Investigating The Sequence Diversity Of Transferrin Binding Protein B In Haemophilus Influenzae

Abstract

BACKGROUND

Haemophilus influenzae (Hi) is a Gram-negative bacterium that is exclusive to the upper respiratory tract of humans. Hi strains possessing an extracellular polysaccharide capsule, particularly serotype b H. influenzae (Hib), are responsible for invasive infections such as bacterial meningitis and bacteremia. Strains without a polysaccharide capsule, known as non-typable H. influenzae (NTHi), are responsible for ear infections and other diseases in children. Disease caused by Hib infections has become rare in developed countries since the introduction of a conjugate serogroup b vaccine. However disease caused by NTHi and other Hi serotypes, particularly type a Hi, has increased [1]. To prevent disease caused by non-vaccine Hi serotypes novel vaccines will need to be produced that are effective against multiple serotypes of Hi, including NTHi.

RATIONALE

It has been demonstrated that transferrin binding protein B (TbpB) in the porcine pathogen, Actinobacillus pleuropneumoniae (Ap), is essential for survival and causing disease in a porcine infection model [2]. TbpB is now being developed as a vaccine target. Since Ap and Hi are both host-restricted bacteria in the Pasteurellaceae family, we consider TbpB in Hi as a logical vaccine target.

METHODS

To investigate the diversity of TbpBs in Hi, the tbpB genes from a collection of 43 unique Hi strains from Canada, the United States and England were sequenced. These strains represent a wide diversity of clinical manifestations and serotypes, allowing us to investigate the diversity of the tbpB gene in Hi. Phylogenetic analysis was undertaken to cluster the tbpB genes based on sequence similarity. These analyses of the relationships between phylogenetic clusters and clinical/epidemiological information explore the prevalence and diversity of transferrin receptor genes in Hi.

RESULTS

Analysis of the data showed that the sequences of the various TbpB proteins clustered independently of serotype. This shows that development of a TbpB-based vaccine would logically target all serotypes and non-typeable strains, rather than having to develop a series of vaccines for the different groups. The analysis of the multiple sequence alignments generated from the TbpB sequences showed higher conservation in the C lobe of TbpB than the N lobe.  Of particular interest was the observation made while mapping conserved regions of the sequence alignments to a structural model of TbpB that a region exists on the N lobe of TbpB which is highly conserved in all Hi strains sequenced.

FUTURE DIRECTIONS

The immunogenic properties of this conserved region of TbpB have not yet been investigated.
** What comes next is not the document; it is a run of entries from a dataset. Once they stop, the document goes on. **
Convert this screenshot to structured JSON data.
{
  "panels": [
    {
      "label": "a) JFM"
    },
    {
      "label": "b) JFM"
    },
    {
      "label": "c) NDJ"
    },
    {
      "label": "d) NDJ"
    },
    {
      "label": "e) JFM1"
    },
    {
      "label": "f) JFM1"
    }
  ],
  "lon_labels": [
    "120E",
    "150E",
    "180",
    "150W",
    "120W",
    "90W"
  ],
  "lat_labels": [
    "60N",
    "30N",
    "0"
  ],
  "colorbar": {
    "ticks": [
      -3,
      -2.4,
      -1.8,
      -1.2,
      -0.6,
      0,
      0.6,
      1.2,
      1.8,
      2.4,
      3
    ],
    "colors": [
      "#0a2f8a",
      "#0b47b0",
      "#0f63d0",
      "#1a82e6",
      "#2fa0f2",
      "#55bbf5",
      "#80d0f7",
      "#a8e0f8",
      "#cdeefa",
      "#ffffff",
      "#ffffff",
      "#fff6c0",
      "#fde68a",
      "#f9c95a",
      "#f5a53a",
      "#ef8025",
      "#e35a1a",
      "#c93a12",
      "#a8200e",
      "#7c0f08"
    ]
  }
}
The number of strains sequenced was also limited and they were only of serotype B and NTHi. More diverse Hi strains need to be sequenced to confirm the conservation of TbpB across all serotypes and further studies still need to be completed to confirm that these conserved regions are actually immunogenic. However this study has shown that TbpB has potential to be used as a target for a new cross protective Hi vaccine.